Gerçek ‘Kara Cuma’yı ondan dinleyin

Birçok firma kasım ayının son haftası öncesi 'Kara Cuma' reklamına başlarken, o günü yaşayan bir emekçi, gerçeğin öteki yüzünü Patronların Ensesindeyiz Ağı'na anlattı.

soL - Patronların Ensesindeyiz

Patronların kârlarını artırmak ve tüketimi özendirmek için kullandıkları Kara Cuma, “Yılda bir kez gelen efsane indirimler başladı” sloganları ile duyuruldu.

Patronların Ensesindeyiz Ağı, Hepsiburada firmasına ait olan bu sözün anlamını o “efsane cuma” günü çalışan bir işçiye sordu. Hepsiburada’da daha önce çalışan sayım görevlisi emekçi başından geçen olayları ve çalışma koşullarını paylaştı.

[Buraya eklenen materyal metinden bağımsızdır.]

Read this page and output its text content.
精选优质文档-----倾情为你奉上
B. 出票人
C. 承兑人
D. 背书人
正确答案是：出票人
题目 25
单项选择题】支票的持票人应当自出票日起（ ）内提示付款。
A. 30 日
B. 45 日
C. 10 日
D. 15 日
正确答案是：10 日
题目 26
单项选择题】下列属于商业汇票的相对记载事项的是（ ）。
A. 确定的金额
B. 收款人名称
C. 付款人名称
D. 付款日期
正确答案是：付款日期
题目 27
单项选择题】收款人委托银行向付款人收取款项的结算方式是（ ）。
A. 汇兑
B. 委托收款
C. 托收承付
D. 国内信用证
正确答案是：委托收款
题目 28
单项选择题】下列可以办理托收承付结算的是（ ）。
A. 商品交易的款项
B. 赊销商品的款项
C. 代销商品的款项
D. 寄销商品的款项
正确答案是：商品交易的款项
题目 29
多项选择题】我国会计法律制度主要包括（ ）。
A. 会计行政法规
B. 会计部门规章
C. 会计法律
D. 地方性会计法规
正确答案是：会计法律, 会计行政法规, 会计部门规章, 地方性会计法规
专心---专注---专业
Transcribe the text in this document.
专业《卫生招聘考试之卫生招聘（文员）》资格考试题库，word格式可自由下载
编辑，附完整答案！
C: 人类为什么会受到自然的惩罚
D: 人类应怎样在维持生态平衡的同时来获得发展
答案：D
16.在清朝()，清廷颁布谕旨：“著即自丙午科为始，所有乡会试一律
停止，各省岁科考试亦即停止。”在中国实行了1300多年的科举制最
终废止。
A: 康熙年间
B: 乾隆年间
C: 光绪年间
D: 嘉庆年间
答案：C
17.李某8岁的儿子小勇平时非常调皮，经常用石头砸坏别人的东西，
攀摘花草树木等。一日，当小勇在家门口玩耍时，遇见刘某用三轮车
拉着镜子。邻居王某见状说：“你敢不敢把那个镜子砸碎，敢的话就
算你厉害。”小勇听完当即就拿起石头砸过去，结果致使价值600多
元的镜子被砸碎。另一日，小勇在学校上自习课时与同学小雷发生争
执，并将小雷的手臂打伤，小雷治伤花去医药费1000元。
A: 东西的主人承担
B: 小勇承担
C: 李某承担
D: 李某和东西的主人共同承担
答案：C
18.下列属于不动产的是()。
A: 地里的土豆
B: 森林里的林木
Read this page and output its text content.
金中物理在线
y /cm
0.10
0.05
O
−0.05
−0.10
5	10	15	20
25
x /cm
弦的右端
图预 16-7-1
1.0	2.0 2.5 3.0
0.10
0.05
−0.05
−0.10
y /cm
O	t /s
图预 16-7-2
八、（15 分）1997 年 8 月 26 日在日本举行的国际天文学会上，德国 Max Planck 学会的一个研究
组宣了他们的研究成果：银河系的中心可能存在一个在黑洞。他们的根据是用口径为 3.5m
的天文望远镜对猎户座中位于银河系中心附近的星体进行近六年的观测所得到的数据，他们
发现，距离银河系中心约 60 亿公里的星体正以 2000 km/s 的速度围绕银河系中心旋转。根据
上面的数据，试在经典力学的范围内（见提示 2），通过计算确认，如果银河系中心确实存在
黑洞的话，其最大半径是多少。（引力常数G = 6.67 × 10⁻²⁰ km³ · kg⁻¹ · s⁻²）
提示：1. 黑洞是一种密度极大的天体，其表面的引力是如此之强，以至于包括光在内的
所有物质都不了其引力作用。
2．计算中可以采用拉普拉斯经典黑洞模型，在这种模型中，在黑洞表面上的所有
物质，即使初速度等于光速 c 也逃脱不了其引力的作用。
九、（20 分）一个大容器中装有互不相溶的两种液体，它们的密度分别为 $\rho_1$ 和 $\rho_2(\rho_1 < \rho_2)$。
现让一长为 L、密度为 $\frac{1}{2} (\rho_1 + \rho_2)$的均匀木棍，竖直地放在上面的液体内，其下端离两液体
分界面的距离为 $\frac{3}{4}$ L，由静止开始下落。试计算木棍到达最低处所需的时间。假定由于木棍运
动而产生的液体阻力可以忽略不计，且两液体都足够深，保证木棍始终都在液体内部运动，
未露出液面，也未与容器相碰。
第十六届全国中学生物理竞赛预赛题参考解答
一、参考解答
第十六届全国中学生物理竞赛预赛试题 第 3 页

Hepsiburada firmasında ne zaman çalıştınız?

Ben Gebze deposunun açılış zamanlarında, 2016 yılında işe girdim. 1 yıl boyunca orada çalıştım, sonra işten çıkarıldım.

Çıkarılma nedeniniz neydi ?

Hepsiburada’da sayım görevlisi olarak çalışıyordum. Ben ve arkadaşlarımdan başka bir iş yapmamızı istediler. Biz de buna karşı geldik. Ben taşeron olarak çalışıyordum. Her gün imza atıyorduk, bir gün sonra işe geldiğimde imza kağıdında ismim olmadığını gördüm. Haber verilmeden işten çıkarılmıştım yani.

Biliyorsunuz kara cuma “efsane indirim” ve “fırsat günü” olarak duyuruluyor. Hepsiburada firmasında çalışırken “efsane cuma” günü neler yaşanıyordu , biraz o süreçten bahseder misiniz?

Efsane değil, Kara Cuma yaşıyorduk diyebilirim. Sadece bir gün ya da bir hafta da değil, daha sonrası da var bunun. Kara Cuma haftası, otomatik olarak işe moral bozukluğu ile başlıyorsun. Çünkü yoğun bir iş yükü seni bekliyor.

Yorgunluktan aileyle vakit geçiremiyorsun. Sosyal hayatın bitiyor. Sabah 8’de girmişsin, gece  12’de işten çıkıyorsun. Kimseyle görüşemiyorsun, bu doğal olarak psikolojine de etki ediyor.

İş bittiğinde de servis derdi oluyordu. Bir servis üç dört farklı yere uğradığı için eve geç gidiyorduk. Sonra sabah tekrar işe, dinlenemiyorsun bile.

İş yükü artıyor dediniz. Yetişmediği oluyor muydu ya da yetiştirmeye çalışırken yaşanan olayları anlatır mısınız?

Tabii ki yetişmediği oluyordu. Mesela ekipman yetersizliğinden yavaş toplama yapıyorsun , bunu şefe söylediğinde ise umursamıyorlar. Ürün toplama sayısı yetişmediğinde de hesabını bize soruyorlardı. ‘’Hızlı ol’’, tek dedikleri buydu.

Daha önemlisi bu yoğun günleri eski elemanları bezdirmek için kullanmaları. Yani uzun süre orada çalışan işçilere daha fazla iş yüklüyorlardı. Bunu işten kendi isteği ile çıksınlar diye yapıyorlardı.

Kısacası bizim için gerçekten Kara Cuma’ydı.

Gerçekten ürünlerde indirim uygulanıyor muydu ?

Kara Cuma’dan önce ürünleri stokluyorlar. Mesela bir televizyonun önceki fiyatı 1000 lira ise bu 1200 lira olarak gösteriliyor. Yani aslında indirim diye bir şey yok. Yalan söylüyorlar.

Kara Cuma patronların oyunu aslında. Bence kara cumada patronlar elindeki stoku boşaltmaya daha fazla kar elde etmeye çalışıyor.